Main Character Marketing: The Rise of the Rom-Com Brand.
- PAG
- May 21
- 3 min read
Updated: Jun 3

Lately, branding feels like it’s been touched by a soft-focus lens and a Nora Ephron rewrite. The mood? Serif fonts, cozy product shots, tiny moments turned cinematic. It’s not just Burberry’s London in Love campaign or that one perfume ad that felt like a scene from You’ve Got Mail. It’s cafés with names like Mildly and For Later, brands writing like they’re leaving you a love note, and fashion films that basically whisper “I’m just a girl, standing in front of your For You page, asking you to engage.”
We’re not just witnessing a wave of nostalgic visual direction — we’re seeing the full aesthetic and emotional vocabulary of the 90s rom-com quietly creep into brand storytelling. Cue: late-afternoon lighting, oversized sweaters, characters who fall in love with a brand’s voice before they fall for the product.
So why now?
Rom-com branding is cozy. Safe. Warm. But it’s also a reaction.
After years of irony, anti-aesthetic maximalism, and high-gloss DTC sameness, there’s a cultural craving for something familiar — but with feeling. Rom-com energy hits the sweet spot between nostalgic and sincere. It makes you feel something without trying too hard.
It’s also a brilliant emotional strategy: instead of selling benefits, you’re selling main character energy. You’re not just buying a candle — you’re buying a vibe where someone falls in love with you because of how your apartment smells.
Who's doing it?
Burberry: London in Love
This is the blueprint. The whole campaign is a rom-com short film set in foggy, timeless London: stolen glances, trench coats in the rain, soft strings playing.
Why it works: It sells you not just clothes, but the fantasy of falling in love with someone stylish on a crosswalk.
CeraVe — Face It Like a Dream
CeraVe turns a sunscreen spot into a romantic mini-drama — a woman searching for the one… only to realize he’s been beside her all along: her dermatologist-approved SPF. It’s soft, self-aware, and perfectly absurd, blending rom-com tropes with skin-care seriousness.
Why it works: By spoofing modern relationship expectations, CeraVe taps into cultural humor while staying laser-focused on product relevance.
Chamberlain Coffee
Chamberlain Coffee’s DIY latte tutorials feel like deleted scenes from a 90s love story — Emma Chamberlain as the effortlessly charming protagonist, soft product lighting, oversized mugs, and that warm, witty banter baked into every visual. There’s a subtle flirtation in the copy, a cozy glow in the colors, and an entire brand voice that says, “this is the drink you sip while you fall in love with your best friend.”
Why it works: It taps into the “just a girl with a tote bag and big feelings” brand voice with zero irony.
Glossier — You Look Good(with Olivia Rodrigo)

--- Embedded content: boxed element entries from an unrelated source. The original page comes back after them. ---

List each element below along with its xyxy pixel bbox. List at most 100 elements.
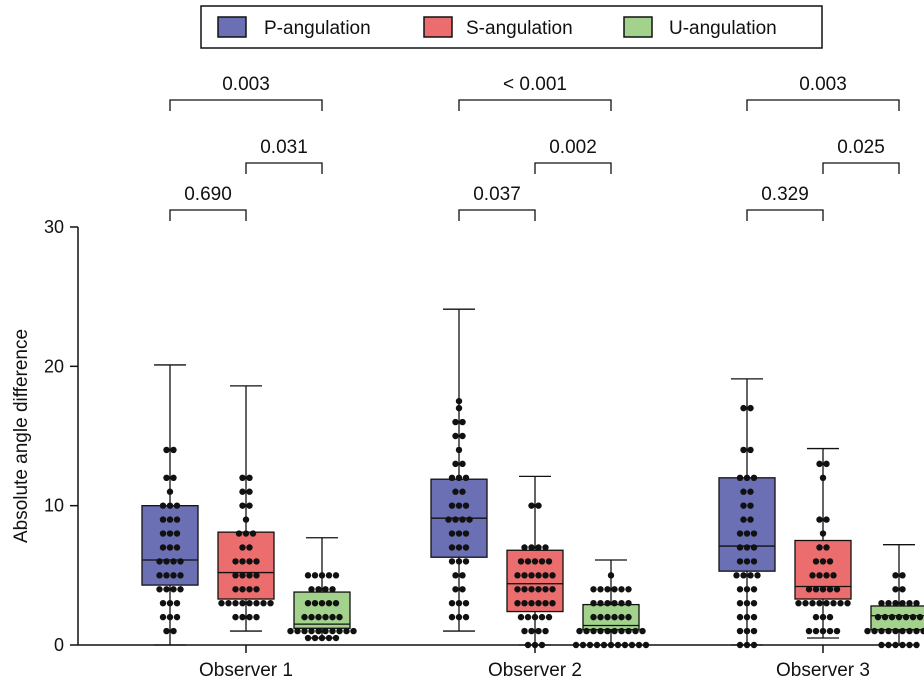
bracket-observer-2-1-2: 0.002 [534,137,612,174]
data-point [177,572,184,579]
data-point [542,586,549,593]
box-p-angulation-observer-2 [430,308,488,632]
data-point [304,600,312,607]
data-point [239,572,246,579]
data-point [750,641,758,649]
data-point [583,627,590,635]
data-point [618,627,625,635]
data-point [642,641,650,649]
data-point [535,544,542,551]
data-point [311,572,319,579]
data-point [246,502,253,509]
data-point [173,613,181,621]
data-point [173,502,181,509]
data-point [350,627,357,635]
data-point [159,530,167,537]
data-point [833,586,841,593]
data-point [253,558,260,565]
data-point [913,600,920,607]
data-point [315,586,322,593]
data-point [736,613,744,621]
data-point [740,446,747,454]
bracket-line [822,162,900,174]
bracket-observer-1-0-1: 0.690 [169,184,247,221]
data-point [747,446,754,454]
data-point [871,627,878,635]
bracket-line [534,162,612,174]
bracket-observer-2-0-1: 0.037 [458,184,536,221]
data-point [892,572,899,579]
data-point [517,613,525,621]
data-point [740,404,747,412]
p-value-label: 0.031 [260,137,308,158]
data-point [844,600,851,607]
plot-area [141,308,924,649]
data-point [736,627,744,635]
data-point [343,627,350,635]
data-point [163,474,170,481]
data-point [590,600,597,607]
data-point [628,641,636,649]
data-point [892,641,899,649]
data-point [586,641,594,649]
data-point [823,460,830,468]
y-tick-label-20: 20 [44,356,64,376]
legend-swatch-p-angulation [217,16,247,38]
data-point [448,502,456,509]
data-point [812,558,820,565]
data-point [232,613,239,621]
data-point [528,600,535,607]
data-point [336,627,343,635]
data-point [535,627,542,635]
data-point [521,572,528,579]
data-point [159,502,167,509]
data-point [170,572,177,579]
data-point [906,641,913,649]
data-point [156,586,163,593]
data-point [590,586,597,593]
data-point [837,600,844,607]
data-point [452,488,459,495]
data-point [826,558,834,565]
data-point [597,600,604,607]
data-point [812,586,820,593]
data-point [538,613,546,621]
data-point [736,558,744,565]
data-point [260,600,267,607]
data-point [747,516,754,523]
data-point [166,613,174,621]
data-point [635,641,643,649]
bracket-line [746,209,824,221]
data-point [747,572,754,579]
data-point [823,600,830,607]
legend-frame [200,5,823,49]
box-s-angulation-observer-2 [506,475,564,649]
data-point [524,641,532,649]
data-point [301,627,308,635]
x-tick-label-observer-3: Observer 3 [776,660,870,681]
data-point [459,488,466,495]
data-point [590,613,597,621]
data-point [459,418,466,426]
data-point [452,432,459,440]
data-point [611,600,618,607]
data-point [246,488,253,495]
data-point [607,641,615,649]
data-point [466,516,473,523]
bracket-line [169,99,323,111]
data-point [618,586,625,593]
data-point [329,586,336,593]
data-point [816,600,823,607]
data-point [166,530,174,537]
data-point [448,530,456,537]
data-point [736,586,744,593]
data-point [899,586,906,593]
box-u-angulation-observer-2 [572,559,650,649]
data-point [232,572,239,579]
data-point [246,474,253,481]
box-u-angulation-observer-1 [287,537,357,642]
data-point [736,600,744,607]
data-point [239,613,246,621]
data-point [462,502,470,509]
data-point [885,627,892,635]
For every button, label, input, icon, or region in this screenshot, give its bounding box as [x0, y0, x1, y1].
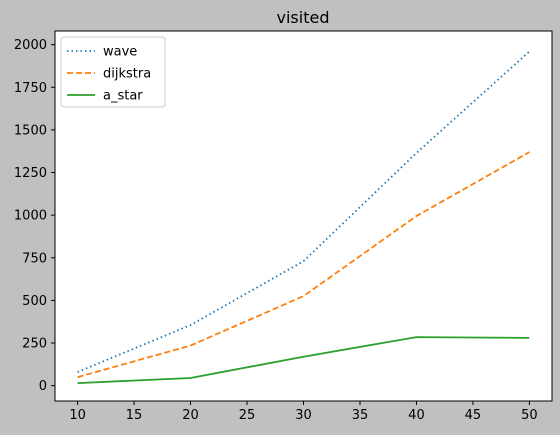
x-tick-label: 50	[521, 408, 538, 423]
x-tick-label: 20	[182, 408, 199, 423]
y-tick-label: 750	[22, 251, 47, 266]
y-tick-label: 500	[22, 294, 47, 309]
y-tick-label: 0	[39, 379, 47, 394]
y-tick-label: 1000	[14, 209, 47, 224]
y-tick-label: 1250	[14, 166, 47, 181]
y-tick-label: 1500	[14, 123, 47, 138]
y-axis: 0 250 500 750 1000 1250 1500 1750 2000	[14, 38, 55, 394]
legend-box	[60, 36, 166, 108]
x-tick-label: 15	[126, 408, 143, 423]
legend-label: a_star	[103, 89, 143, 104]
x-tick-label: 35	[352, 408, 369, 423]
legend: wave dijkstra a_star	[60, 36, 166, 108]
series-group	[77, 50, 531, 384]
x-axis: 10 15 20 25 30 35 40 45 50	[69, 401, 538, 423]
legend-label: wave	[103, 45, 137, 60]
x-tick-label: 30	[295, 408, 312, 423]
series-line-wave	[77, 50, 531, 373]
x-tick-label: 25	[239, 408, 256, 423]
x-tick-label: 40	[408, 408, 425, 423]
series-line-a-star	[77, 336, 530, 384]
x-tick-label: 45	[465, 408, 482, 423]
chart-title: visited	[277, 8, 330, 27]
x-tick-label: 10	[69, 408, 86, 423]
y-tick-label: 1750	[14, 81, 47, 96]
y-tick-label: 250	[22, 337, 47, 352]
legend-label: dijkstra	[103, 67, 151, 82]
y-tick-label: 2000	[14, 38, 47, 53]
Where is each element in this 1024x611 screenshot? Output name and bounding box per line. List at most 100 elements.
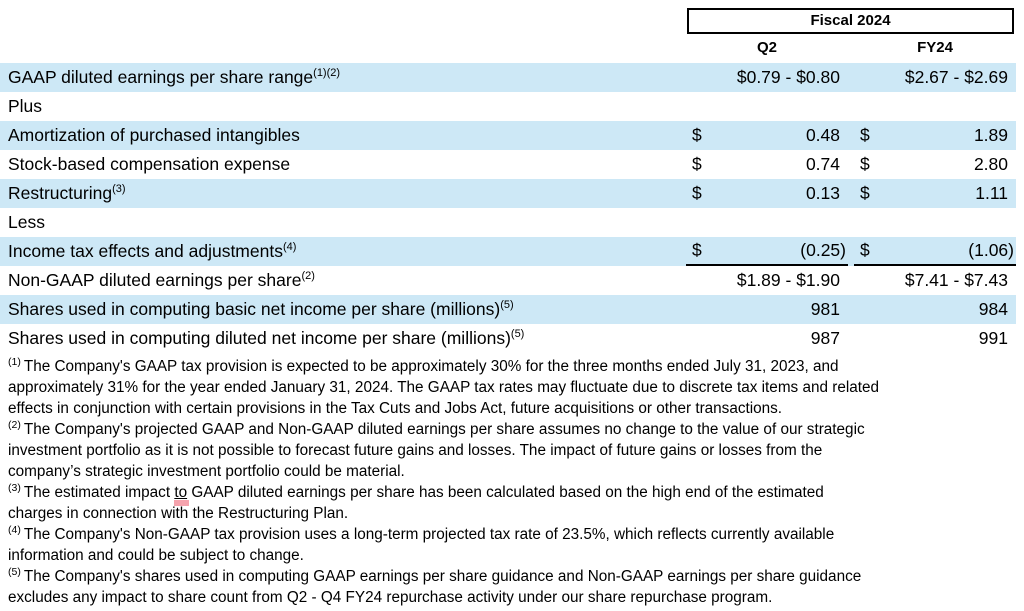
row-label-cell: Amortization of purchased intangibles (0, 125, 686, 146)
column-header-spacer (0, 39, 686, 59)
q2-value-cell (686, 208, 848, 237)
q2-value-cell: $ 0.13 (686, 179, 848, 208)
q2-value-cell: $ (0.25) (686, 237, 848, 266)
row-label: Shares used in computing diluted net inc… (8, 328, 511, 348)
table-row: GAAP diluted earnings per share range(1)… (0, 63, 1016, 92)
q2-value-cell (686, 92, 848, 121)
q2-column-header: Q2 (756, 39, 777, 56)
footnote-text: GAAP diluted earnings per share has been… (8, 484, 824, 522)
footnote-text: The estimated impact (23, 484, 175, 501)
q2-value-cell: 987 (686, 324, 848, 353)
fy24-dollar-sign: $ (860, 240, 870, 260)
table-row: Less (0, 208, 1016, 237)
row-label: Amortization of purchased intangibles (8, 125, 300, 145)
table-row: Income tax effects and adjustments(4) $ … (0, 237, 1016, 266)
fy24-value-cell: $ 2.80 (854, 150, 1016, 179)
fy24-value-cell: $ (1.06) (854, 237, 1016, 266)
table-row: Plus (0, 92, 1016, 121)
footnote-5: (5) The Company's shares used in computin… (8, 566, 1012, 608)
footnote-reference: (2) (301, 270, 315, 283)
fy24-value-cell: $ 1.89 (854, 121, 1016, 150)
table-row: Restructuring(3) $ 0.13 $ 1.11 (0, 179, 1016, 208)
table-row: Shares used in computing basic net incom… (0, 295, 1016, 324)
footnote-marker: (4) (8, 523, 21, 536)
footnote-text: The Company's GAAP tax provision is expe… (8, 358, 880, 417)
fy24-value-cell (854, 208, 1016, 237)
fy24-value-cell: $7.41 - $7.43 (854, 266, 1016, 295)
period-column-headers: Q2 FY24 (0, 39, 1024, 59)
fy24-value: $2.67 - $2.69 (904, 67, 1008, 87)
q2-value: 0.48 (805, 125, 840, 145)
fy24-dollar-sign: $ (860, 154, 870, 174)
fy24-value-cell: $ 1.11 (854, 179, 1016, 208)
q2-value: $0.79 - $0.80 (736, 67, 840, 87)
q2-value-cell: 981 (686, 295, 848, 324)
q2-value-cell: $ 0.74 (686, 150, 848, 179)
fy24-value-cell: 984 (854, 295, 1016, 324)
row-label: Restructuring (8, 183, 113, 203)
footnote-marker: (3) (8, 481, 21, 494)
footnote-text: The Company's projected GAAP and Non-GAA… (8, 421, 865, 480)
footnote-reference: (5) (510, 328, 525, 341)
footnote-marker: (1) (8, 355, 21, 368)
fy24-value: 991 (978, 328, 1008, 348)
row-label: Non-GAAP diluted earnings per share (8, 270, 302, 290)
row-label-cell: Stock-based compensation expense (0, 154, 686, 175)
fy24-value-cell: $2.67 - $2.69 (854, 63, 1016, 92)
fiscal-period-title: Fiscal 2024 (810, 12, 891, 29)
q2-value: 0.74 (805, 154, 840, 174)
row-label-cell: Restructuring(3) (0, 183, 686, 204)
fy24-dollar-sign: $ (860, 183, 870, 203)
footnote-1: (1) The Company's GAAP tax provision is e… (8, 356, 1012, 419)
footnote-text: The Company's Non-GAAP tax provision use… (8, 526, 835, 564)
fy24-value-cell: 991 (854, 324, 1016, 353)
footnote-reference: (3) (112, 183, 126, 196)
q2-value-cell: $1.89 - $1.90 (686, 266, 848, 295)
row-label: Shares used in computing basic net incom… (8, 299, 501, 319)
q2-dollar-sign: $ (692, 183, 702, 203)
row-label-cell: Shares used in computing diluted net inc… (0, 328, 686, 349)
row-label-cell: GAAP diluted earnings per share range(1)… (0, 67, 686, 88)
fy24-value: $7.41 - $7.43 (904, 270, 1008, 290)
row-label: GAAP diluted earnings per share range (8, 67, 314, 87)
fy24-dollar-sign: $ (860, 125, 870, 145)
fy24-value-cell (854, 92, 1016, 121)
footnote-reference: (1)(2) (313, 67, 341, 80)
row-label: Less (8, 212, 45, 232)
fy24-value: (1.06) (968, 240, 1014, 260)
footnote-marker: (2) (8, 418, 21, 431)
row-label: Stock-based compensation expense (8, 154, 291, 174)
row-label: Plus (8, 96, 43, 116)
fy24-value: 2.80 (973, 154, 1008, 174)
row-label-cell: Income tax effects and adjustments(4) (0, 241, 686, 262)
row-label-cell: Plus (0, 96, 686, 117)
row-label: Income tax effects and adjustments (8, 241, 283, 261)
fiscal-2024-header-box: Fiscal 2024 (687, 8, 1014, 34)
q2-dollar-sign: $ (692, 240, 702, 260)
q2-dollar-sign: $ (692, 154, 702, 174)
q2-value-cell: $0.79 - $0.80 (686, 63, 848, 92)
footnote-text: The Company's shares used in computing G… (8, 568, 862, 606)
q2-value: 981 (810, 299, 840, 319)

Glossier’s 2023 reboot starring Olivia Rodrigo wasn’t your typical rom-com glow-up — it was more soft indie film meets self-love arc. Quiet, slow, and slightly surreal, the campaign tapped into the edgier side of girlhood: the kind that used to feel misunderstood, but now feels powerful. Think less makeover montage, more loving yourself mid-scene.
Why it works: It taps into quiet confidence and romantic self-recognition — not glow-ups, but growing into yourself.
In the end, this isn’t about selling romance — it’s about branding that slows down, softens up, and lets you feel something. These campaigns aren’t trying to be viral. They’re trying to be remembered like a favorite scene — one you quietly replay in your head, not because it was loud, but because it was lovely.
And maybe that’s the power of the rom-com era: it reminds us that falling in love — with a product, with a brand, with yourself — doesn’t have to be loud to be lasting.